Ou seja, o PL efetivamente não é um partido integralmente bolsonarista, porque não passou por um processo intenso de bolsonarização. Me parece que haverá uma diminuição do discurso bolsonarista em alguns setores do PL e do próprio centrão, afinal de contas eles estão mais atrelados ao poder do que particularmente ao bolsonarismo.
Mas os políticos eleitos no laço do bolsonarismo, numa identidade bolsonarista, imagino que não somente vão continuar bolsonaristas, como são também elementos efetivos da articulação para uma campanha contínua de Bolsonaro e também dessas próprias lideranças, como Damares, Tarcísio, enfim.
Como eles irão se estabelecer no Congresso, ainda é uma incógnita.
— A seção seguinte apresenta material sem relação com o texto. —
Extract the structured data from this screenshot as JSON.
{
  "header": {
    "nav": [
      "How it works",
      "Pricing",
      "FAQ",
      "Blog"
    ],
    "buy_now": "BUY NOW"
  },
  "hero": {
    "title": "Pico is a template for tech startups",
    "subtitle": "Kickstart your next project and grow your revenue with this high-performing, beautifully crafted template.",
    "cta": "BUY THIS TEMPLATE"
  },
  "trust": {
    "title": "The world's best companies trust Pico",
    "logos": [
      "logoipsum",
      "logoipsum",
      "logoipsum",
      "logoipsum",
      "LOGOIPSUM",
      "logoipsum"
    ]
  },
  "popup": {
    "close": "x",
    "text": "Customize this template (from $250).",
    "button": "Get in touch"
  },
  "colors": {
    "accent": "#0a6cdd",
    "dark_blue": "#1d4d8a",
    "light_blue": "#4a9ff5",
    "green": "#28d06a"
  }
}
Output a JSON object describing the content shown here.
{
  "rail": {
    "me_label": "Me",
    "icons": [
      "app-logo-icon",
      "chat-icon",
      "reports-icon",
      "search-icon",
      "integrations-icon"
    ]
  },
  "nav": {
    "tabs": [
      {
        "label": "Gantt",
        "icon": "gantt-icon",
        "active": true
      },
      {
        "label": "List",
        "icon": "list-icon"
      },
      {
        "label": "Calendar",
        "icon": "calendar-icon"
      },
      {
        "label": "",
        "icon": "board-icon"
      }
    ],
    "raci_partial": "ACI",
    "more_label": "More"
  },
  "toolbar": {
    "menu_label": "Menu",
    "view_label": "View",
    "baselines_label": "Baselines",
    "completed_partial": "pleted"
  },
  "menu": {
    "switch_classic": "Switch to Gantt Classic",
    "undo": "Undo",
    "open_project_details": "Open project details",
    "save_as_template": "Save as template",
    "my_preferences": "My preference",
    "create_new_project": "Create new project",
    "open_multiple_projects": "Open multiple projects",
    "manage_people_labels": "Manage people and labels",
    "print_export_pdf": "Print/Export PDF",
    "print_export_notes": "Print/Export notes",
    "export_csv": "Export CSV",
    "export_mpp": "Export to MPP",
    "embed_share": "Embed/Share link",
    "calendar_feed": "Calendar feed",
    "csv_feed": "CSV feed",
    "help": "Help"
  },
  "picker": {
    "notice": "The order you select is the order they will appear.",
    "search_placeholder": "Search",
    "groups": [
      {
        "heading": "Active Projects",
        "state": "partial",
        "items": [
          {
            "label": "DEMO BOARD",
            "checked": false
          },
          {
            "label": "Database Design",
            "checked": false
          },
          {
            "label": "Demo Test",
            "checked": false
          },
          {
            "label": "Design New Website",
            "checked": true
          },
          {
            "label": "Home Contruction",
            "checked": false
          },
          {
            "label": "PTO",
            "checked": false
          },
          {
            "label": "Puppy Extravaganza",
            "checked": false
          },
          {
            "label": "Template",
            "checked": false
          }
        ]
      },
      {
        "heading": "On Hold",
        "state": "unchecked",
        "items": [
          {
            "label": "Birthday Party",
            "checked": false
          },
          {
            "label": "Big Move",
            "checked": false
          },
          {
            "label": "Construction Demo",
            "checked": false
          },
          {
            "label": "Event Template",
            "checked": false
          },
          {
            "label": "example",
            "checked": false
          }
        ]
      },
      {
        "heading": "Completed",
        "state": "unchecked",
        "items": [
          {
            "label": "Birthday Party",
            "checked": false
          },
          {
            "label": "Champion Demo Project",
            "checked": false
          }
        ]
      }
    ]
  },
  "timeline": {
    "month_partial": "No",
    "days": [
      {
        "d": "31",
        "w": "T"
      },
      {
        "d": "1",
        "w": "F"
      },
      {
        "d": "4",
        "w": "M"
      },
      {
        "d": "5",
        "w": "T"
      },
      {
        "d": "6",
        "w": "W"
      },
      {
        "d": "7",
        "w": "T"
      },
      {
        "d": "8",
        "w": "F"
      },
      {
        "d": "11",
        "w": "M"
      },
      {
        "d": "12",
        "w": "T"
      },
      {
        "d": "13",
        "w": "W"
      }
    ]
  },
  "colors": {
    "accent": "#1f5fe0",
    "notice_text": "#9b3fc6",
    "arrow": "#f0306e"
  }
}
É uma questão a se verificar: como esses quatro anos que virão - e esperamos que dentro de uma normalidade democrática - colocarão processos de entraves para articulação do discurso extremista e isso me parece que é uma questão fundamental. O Brasil tem, por uma certa definição, pouca vontade de estabelecer disputas e discussões sobre relações com dinâmicas autoritárias recentes.
A questão de como ocorre a transição democrática me parece bastante nítida. A questão de como o então deputado Jair Bolsonaro não teve entraves ao longo de toda a sua vida política, seja quando se manifestava em questões sobre a ditadura, o golpe de 1964, ou eventualmente buscava propor ideias em torno do assassinato de Fernando Henrique Cardoso (PSDB), ou mesmo como homenageava torturadores, esses entraves precisarão ser mobilizados.
Você falava sobre os militares e eu estava vendo um vídeo sobre a ascensão do fascismo no Brasil. A pessoa que estava dissecando o tema citava o pensamento de um filósofo grego, Nico Poulantzas, que afirmava que a estrutura do horror do fascismo é produzida pelas massas e não pelo estado, pelas forças militares. Você acredita que isso é um pouco do que vemos agora, com o bolsonarismo indo às ruas, e as pessoas por elas mesmas tomando as rédeas dessa dita intervenção e puxando, de alguma maneira, as forças militares para o seio dessa confusão toda?
Acho que são duas questões. A tônica popular do bolsonarismo é uma característica fundamental. Nós temos duas lideranças profundamente populares no Brasil atual que entendem de maneira mutuamente excludente o que é democracia e o que é identidade nacional, uma está no campo democrático, efetivamente atribuído a Luiz Inácio Lula da Silva e a outra está no campo autoritário, atribuído a Jair Bolsonaro.
Jair Bolsonaro é uma liderança popular. O seu eleitorado, a forma como mobilizou seus militantes ao longo dos últimos anos, a forma como construiu a sua capacidade política - claro que há um uso estridente da máquina do estado no processo eleitoral, mas a quantidade de votos é uma questão nítida. Nesse sentido, essa dinâmica popular do bolsonarismo é fundamental, porque ela dá tonalidades de uma pretensa autonomia organizacional. Elas têm uma identidade comum.
Agora, em contrapartida, é necessário também olhar com uma certa suspensão a forma como essa questão é construída e entender quais são os representantes do empresariado que mobilizaram caminhoneiros, que mobilizaram profissionais para estabelecer o fechamento das rodovias e estradas do Brasil nos últimos dias. Quais são os setores políticos, ou não, dos militares, que mobilizaram grupos, tendências e um discurso em torno da ideia de intervenção.
Colocar exclusivamente em torno das massas é até possível, afinal de contas, é nessa questão popular que o bolsonarismo se manifesta com a sua base ruidosa e antidemocrática. No entanto, há elementos de articulação que passam pelo campo político, que passam por dinâmicas do empresariado rural e urbano brasileiro, mas também passam por setores, expoentes ou figuras vinculadas em alguma medida ao campo militar.
É claro que os nomes ainda precisam ser averiguados, investigados assim por diante, mas não é apenas a massa com uma certa autonomia organizacional que estabelece esse processo de busca por rupturas. Há processos que, em certa medida, fornecem chaves para que esses grupos se articulem.